Il cammino della coppia verso la procreazione
Intervista apparsa su SANISSIMI (inserto de Il Giornale ) giugno 2010
di Eugenia Campo di Costa
Avere un figlio. Un desiderio naturale,che spesso appare come un sogno non sempre facilmente raggiungibile. Si stima che oltre il 30% delle coppie abbia difficoltà riproduttive. In genere, si considerano sterili quelle coppie che non riescono a intraprendere una gravidanza dopo un anno o più di rapporti sessuali regolari e non protetti. «Si dovrebbe spostare la comune concezione di sterilità di coppia e intenderla nei termini di un percorso che comprende un itinerario terapeutico, rispettoso della salute, che comprenda diagnosi e terapia quando, dopo un certo lasso di tempo gestito con un programma personalizzato su ogni coppia, non si riesca a sbloccare una condizione di difficile fecondazione» afferma il dottor Alfonso Esposito, ginecologo.
Il primo passo è una diagnosi corretta. Attraverso quali esami si può diagnosticare l’infertilità nell’uomo e nella donna?
«La prima diagnosi riguarda eventuali problemi di coppia. Quindi, attraverso valutazioni combinate come ad esempio il PCT – post coital test – che cerca di definire la capacità degli spermatozoi di attraversare il muco cervicale, si indirizza il percorso verso esami più mirati. È bene ridurre al minimo il numero e l’invasività dei mezzi di diagnosi, sfruttando molto clinica ed ecografia. Isterosalpingografia e isteroscopia ed il ricorso a metodiche più invasive, come la laparoscopia, deve avvenire solo quando strettamente necessario».
Effettuata la diagnosi si passa quindi alla terapia.
«La vera terapia inizia con il colloquio tra il medico e la coppia per decidere il percorso da intraprendere con rispetto e fiducia reciproci. È fondamentale cercare di smorzare tensioni, nevrosi e fretta che solitamente accompagnano il desiderio gravidico. È evidente che le coppie sterili adotterebbero subito metodi a loro parere più rapidi e sicuri, non considerando che i risultati sono ancora stimati in percentuali e l’impegno economico e farmacologico è gravoso. Per il medico è molto impegnativo gestire due menti alla ricerca spasmodica del risultato. L’obiettivo è riuscire a fare uno screening delle coppie che possono seguire un itinerario a basso impatto farmacologico e diagnostico».

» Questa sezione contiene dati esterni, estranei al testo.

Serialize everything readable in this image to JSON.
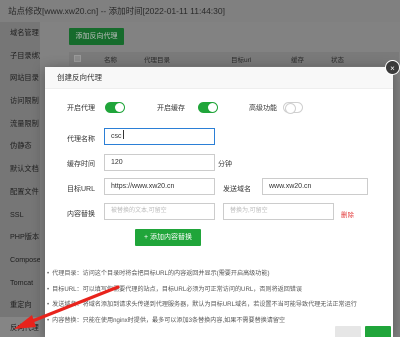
{
  "window": {
    "title": "站点修改[www.xw20.cn] -- 添加时间[2022-01-11 11:44:30]"
  },
  "sidebar": {
    "items": [
      {
        "label": "域名管理"
      },
      {
        "label": "子目录绑定"
      },
      {
        "label": "网站目录"
      },
      {
        "label": "访问限制"
      },
      {
        "label": "流量限制"
      },
      {
        "label": "伪静态"
      },
      {
        "label": "默认文档"
      },
      {
        "label": "配置文件"
      },
      {
        "label": "SSL"
      },
      {
        "label": "PHP版本"
      },
      {
        "label": "Composer"
      },
      {
        "label": "Tomcat"
      },
      {
        "label": "重定向"
      },
      {
        "label": "反向代理"
      }
    ]
  },
  "background": {
    "add_button": "添加反向代理",
    "columns": [
      "名称",
      "代理目录",
      "目标url",
      "缓存",
      "状态"
    ]
  },
  "dialog": {
    "title": "创建反向代理",
    "close_glyph": "×",
    "enable_proxy_label": "开启代理",
    "enable_proxy": true,
    "enable_cache_label": "开启缓存",
    "enable_cache": true,
    "advanced_label": "高级功能",
    "advanced": false,
    "proxy_name_label": "代理名称",
    "proxy_name_value": "csc",
    "cache_time_label": "缓存时间",
    "cache_time_value": "120",
    "cache_time_unit": "分钟",
    "target_url_label": "目标URL",
    "target_url_value": "https://www.xw20.cn",
    "send_domain_label": "发送域名",
    "send_domain_value": "www.xw20.cn",
    "content_replace_label": "内容替换",
    "replace_from_placeholder": "被替换的文本,可留空",
    "replace_to_placeholder": "替换为,可留空",
    "delete_label": "删除",
    "add_replace_button": "+ 添加内容替换",
    "notes": [
      "代理目录：访问这个目录时将会把目标URL的内容返回并显示(需要开启高级功能)",
      "目标URL：可以填写你需要代理的站点，目标URL必须为可正常访问的URL，否则将返回错误",
      "发送域名：将域名添加到请求头传递到代理服务器，默认为目标URL域名，若设置不当可能导致代理无法正常运行",
      "内容替换：只能在使用nginx时提供，最多可以添加3条替换内容,如果不需要替换请留空"
    ]
  },
  "colors": {
    "accent_green": "#20a53a",
    "focus_blue": "#2b7fd6",
    "delete_red": "#e23b3b",
    "arrow_red": "#e8231c"
  }
}
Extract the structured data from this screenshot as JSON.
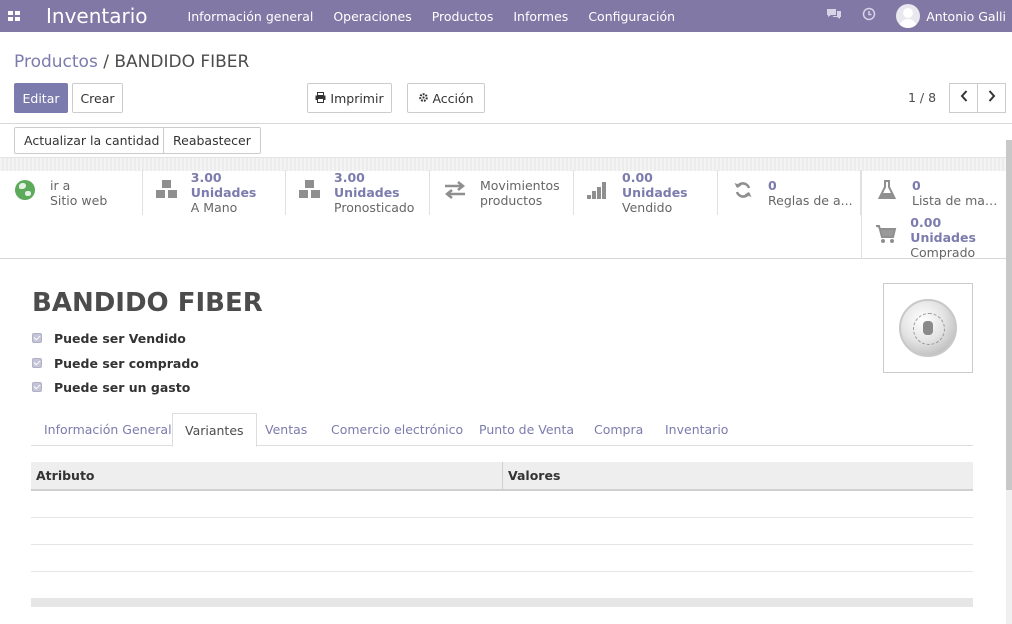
{
  "navbar": {
    "app_title": "Inventario",
    "menu": [
      {
        "label": "Información general"
      },
      {
        "label": "Operaciones"
      },
      {
        "label": "Productos"
      },
      {
        "label": "Informes"
      },
      {
        "label": "Configuración"
      }
    ],
    "user_name": "Antonio Galli",
    "icons": {
      "apps": "grid-icon",
      "chat": "chat-icon",
      "activity": "clock-icon",
      "avatar": "user-avatar"
    }
  },
  "control_panel": {
    "breadcrumb": {
      "parent": "Productos",
      "separator": "/",
      "current": "BANDIDO FIBER"
    },
    "buttons": {
      "edit": "Editar",
      "create": "Crear",
      "print": "Imprimir",
      "action": "Acción"
    },
    "pager": {
      "value": "1 / 8"
    }
  },
  "status_bar": {
    "buttons": [
      "Actualizar la cantidad",
      "Reabastecer"
    ]
  },
  "stat_buttons": [
    {
      "name": "website",
      "icon": "globe-icon",
      "line1": "ir a",
      "line2": "Sitio web",
      "bold": false
    },
    {
      "name": "on-hand",
      "icon": "cubes-icon",
      "line1": "3.00 Unidades",
      "line2": "A Mano",
      "bold": true
    },
    {
      "name": "forecasted",
      "icon": "cubes-icon",
      "line1": "3.00 Unidades",
      "line2": "Pronosticado",
      "bold": true
    },
    {
      "name": "moves",
      "icon": "exchange-icon",
      "line1": "Movimientos",
      "line2": "productos",
      "bold": false
    },
    {
      "name": "sold",
      "icon": "signal-icon",
      "line1": "0.00 Unidades",
      "line2": "Vendido",
      "bold": true
    },
    {
      "name": "reorder-rules",
      "icon": "refresh-icon",
      "line1": "0",
      "line2": "Reglas de a...",
      "bold": true
    },
    {
      "name": "bom",
      "icon": "flask-icon",
      "line1": "0",
      "line2": "Lista de mat...",
      "bold": true
    },
    {
      "name": "purchased",
      "icon": "cart-icon",
      "line1": "0.00 Unidades",
      "line2": "Comprado",
      "bold": true
    }
  ],
  "product": {
    "name": "BANDIDO FIBER",
    "checks": [
      {
        "label": "Puede ser Vendido",
        "checked": true
      },
      {
        "label": "Puede ser comprado",
        "checked": true
      },
      {
        "label": "Puede ser un gasto",
        "checked": true
      }
    ]
  },
  "tabs": [
    {
      "label": "Información General",
      "active": false
    },
    {
      "label": "Variantes",
      "active": true
    },
    {
      "label": "Ventas",
      "active": false
    },
    {
      "label": "Comercio electrónico",
      "active": false
    },
    {
      "label": "Punto de Venta",
      "active": false
    },
    {
      "label": "Compra",
      "active": false
    },
    {
      "label": "Inventario",
      "active": false
    }
  ],
  "variants_table": {
    "headers": [
      "Atributo",
      "Valores"
    ],
    "rows": []
  },
  "colors": {
    "navbar": "#8178a6",
    "primary": "#7c7bad",
    "link": "#7c7bad"
  }
}
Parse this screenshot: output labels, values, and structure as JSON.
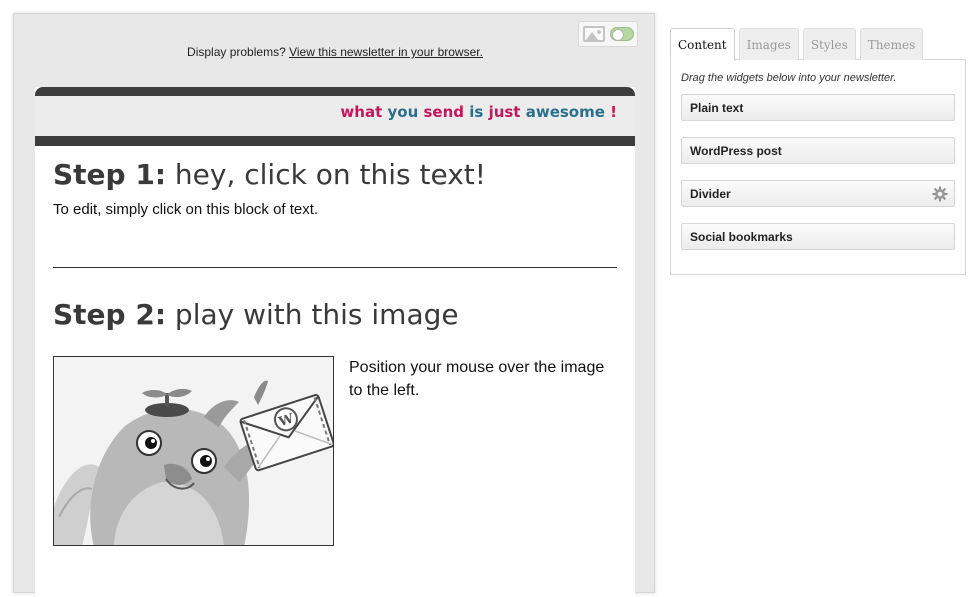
{
  "editor": {
    "display_problems_text": "Display problems? ",
    "view_in_browser_link": "View this newsletter in your browser.",
    "image_toggle": {
      "icon": "image-icon",
      "state": "on"
    },
    "header": {
      "tagline_words": [
        "what",
        "you",
        "send",
        "is",
        "just",
        "awesome",
        "!"
      ],
      "accent_color": "#c2185b",
      "secondary_color": "#2a6f8c"
    },
    "step1": {
      "label": "Step 1:",
      "title": " hey, click on this text!",
      "text": "To edit, simply click on this block of text."
    },
    "step2": {
      "label": "Step 2:",
      "title": " play with this image",
      "image_desc_text": "Position your mouse over the image to the left."
    }
  },
  "panel": {
    "tabs": [
      {
        "label": "Content",
        "active": true
      },
      {
        "label": "Images",
        "active": false
      },
      {
        "label": "Styles",
        "active": false
      },
      {
        "label": "Themes",
        "active": false
      }
    ],
    "hint": "Drag the widgets below into your newsletter.",
    "widgets": [
      {
        "label": "Plain text",
        "icon": ""
      },
      {
        "label": "WordPress post",
        "icon": ""
      },
      {
        "label": "Divider",
        "icon": "gear-icon"
      },
      {
        "label": "Social bookmarks",
        "icon": ""
      }
    ]
  },
  "colors": {
    "bar_dark": "#3d3d3d",
    "editor_bg": "#e8e8e8",
    "panel_border": "#d7d7d7"
  }
}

Una volta realizzato il sogno, comincia un altro percorso. La vita del feto nel grembo materno. Quali screening si possono effettuare oggi?
Complesso l’argomento: per gli screening percentuali di cromosomopatia io li sostituirei con la DIAGNOSI di assenza del CAV (canale atrio ventricolare, presente in gran parte delle trisomie 21 ) con studio cardiaco precoce e affiderei all’amniocentesi la ricerca della certezza quando richiesta.

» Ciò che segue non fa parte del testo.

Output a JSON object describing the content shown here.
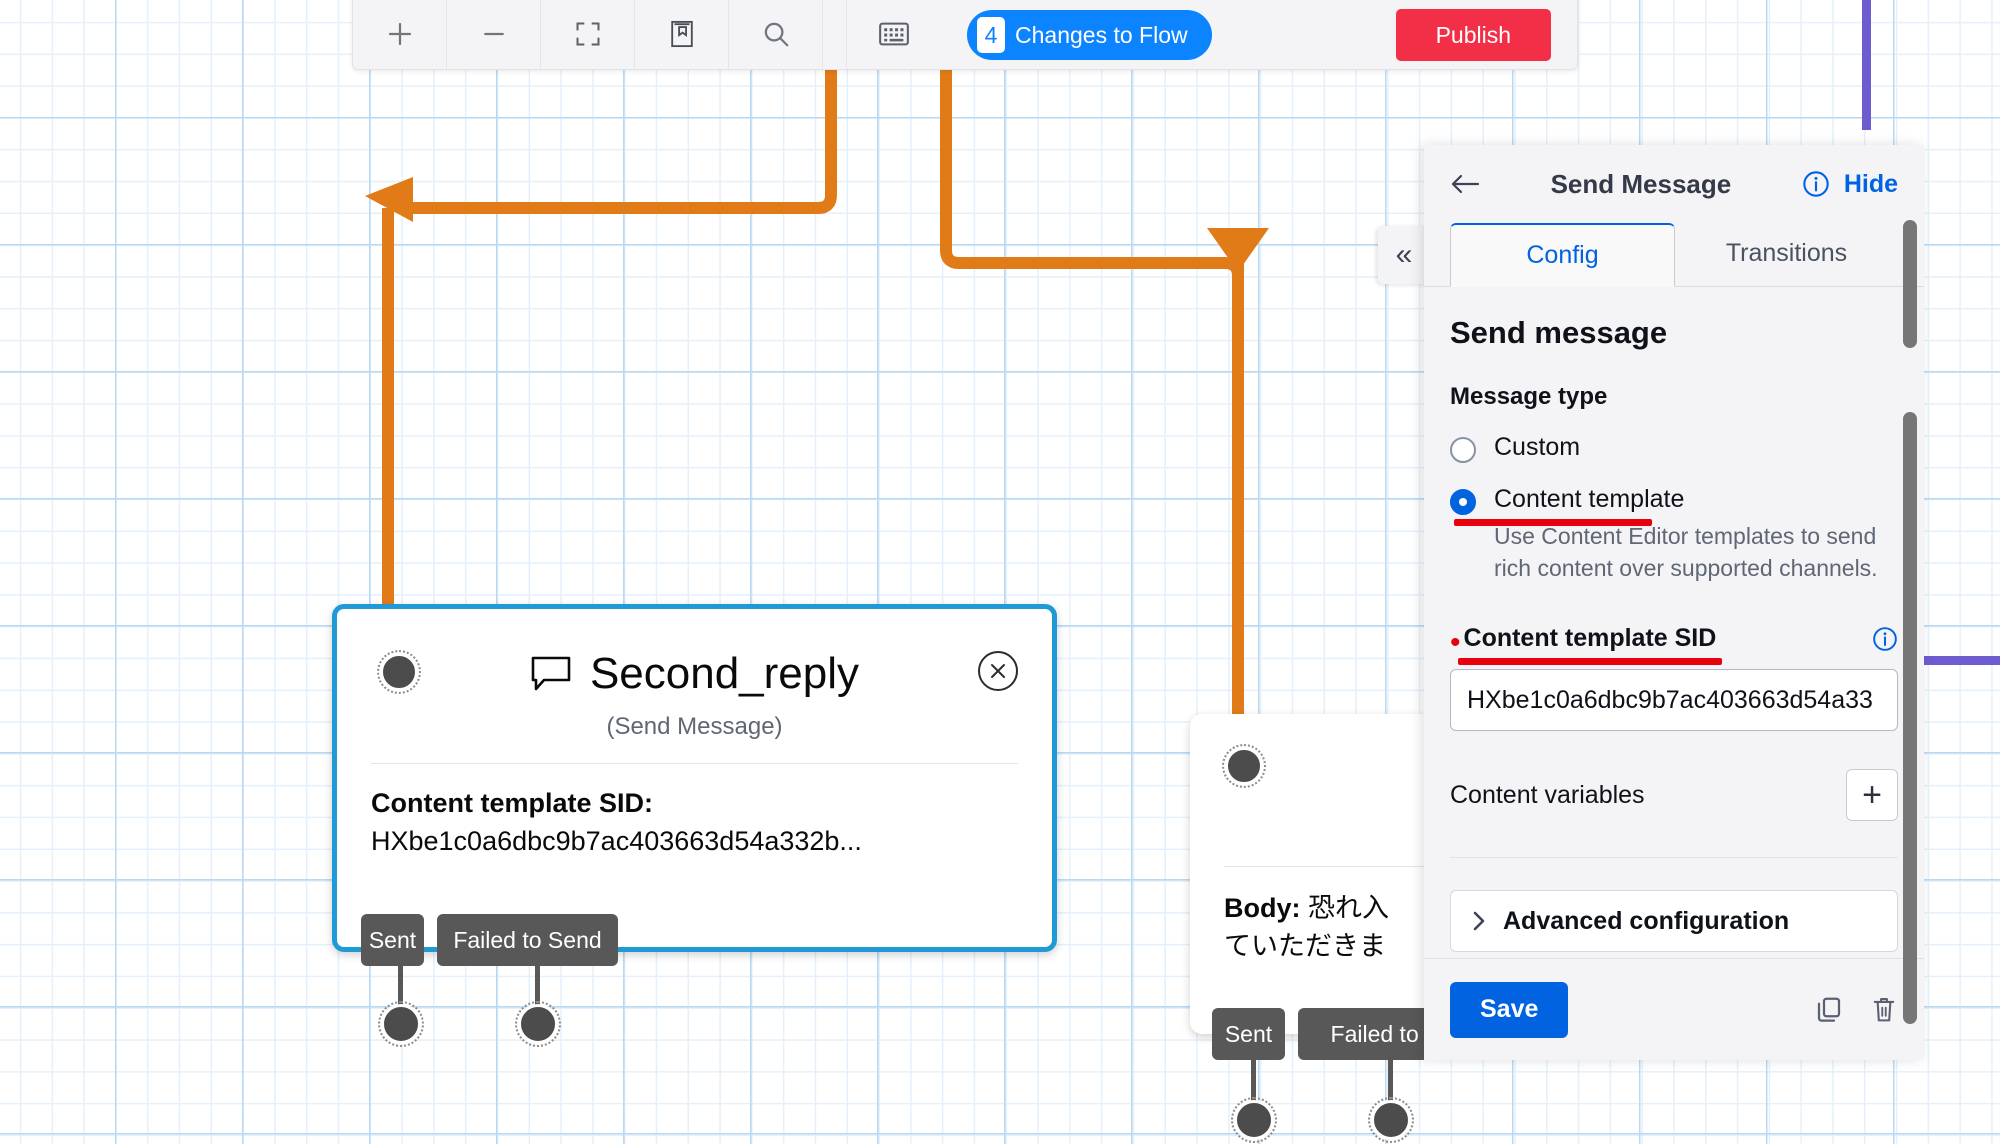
{
  "toolbar": {
    "buttons": [
      {
        "name": "zoom-in-icon",
        "label": "+"
      },
      {
        "name": "zoom-out-icon",
        "label": "−"
      },
      {
        "name": "fit-to-screen-icon",
        "label": ""
      },
      {
        "name": "library-icon",
        "label": ""
      },
      {
        "name": "search-icon",
        "label": ""
      },
      {
        "name": "keyboard-shortcuts-icon",
        "label": ""
      }
    ],
    "changes_count": "4",
    "changes_label": "Changes to Flow",
    "publish_label": "Publish",
    "accent_blue": "#0d84ff",
    "publish_red": "#f22f46"
  },
  "nodes": [
    {
      "id": "second-reply",
      "title": "Second_reply",
      "subtitle": "(Send Message)",
      "body_label": "Content template SID:",
      "body_value": "HXbe1c0a6dbc9b7ac403663d54a332b...",
      "selected": true,
      "outputs": [
        "Sent",
        "Failed to Send"
      ]
    },
    {
      "id": "third-node",
      "body_label": "Body:",
      "body_value": "恐れ入",
      "body_value_2": "ていただきま",
      "outputs": [
        "Sent",
        "Failed to S"
      ]
    }
  ],
  "panel": {
    "back_icon": "arrow-left-icon",
    "title": "Send Message",
    "info_icon": "info-circle-icon",
    "hide_label": "Hide",
    "tabs": [
      {
        "label": "Config",
        "active": true
      },
      {
        "label": "Transitions",
        "active": false
      }
    ],
    "section_title": "Send message",
    "message_type_label": "Message type",
    "options": [
      {
        "label": "Custom",
        "checked": false,
        "help": ""
      },
      {
        "label": "Content template",
        "checked": true,
        "help": "Use Content Editor templates to send rich content over supported channels."
      }
    ],
    "sid_label": "Content template SID",
    "sid_required": true,
    "sid_value": "HXbe1c0a6dbc9b7ac403663d54a33",
    "content_variables_label": "Content variables",
    "add_variable_label": "+",
    "advanced_label": "Advanced configuration",
    "advanced_chevron": "chevron-right-icon",
    "save_label": "Save",
    "duplicate_icon": "copy-icon",
    "delete_icon": "trash-icon",
    "accent_link": "#0263e0",
    "highlight_color": "#e8000d"
  },
  "collapse_panel_label": "«",
  "connector_color": "#e07b18",
  "purple_line_color": "#6d5bd0"
}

«L’ecografia morfostrutturale, praticata intorno alla ventesima settimana, permette di studiare la crescita fetale, lo sviluppo e l’anatomia degli organi di cui è consentita la valutazione in utero, la flussimetria studia, a seconda dei periodi di gravidanza, i distretti materno-placentari e feto-placentari valutando eventuali risposte fetali anomale o di compenso a stati di difficoltà circolatorie.
Lo studio mediante ultrasuoni è un validissimo sussidio dinamico che permette di seguire una serie di eventi altrimenti invalutabili?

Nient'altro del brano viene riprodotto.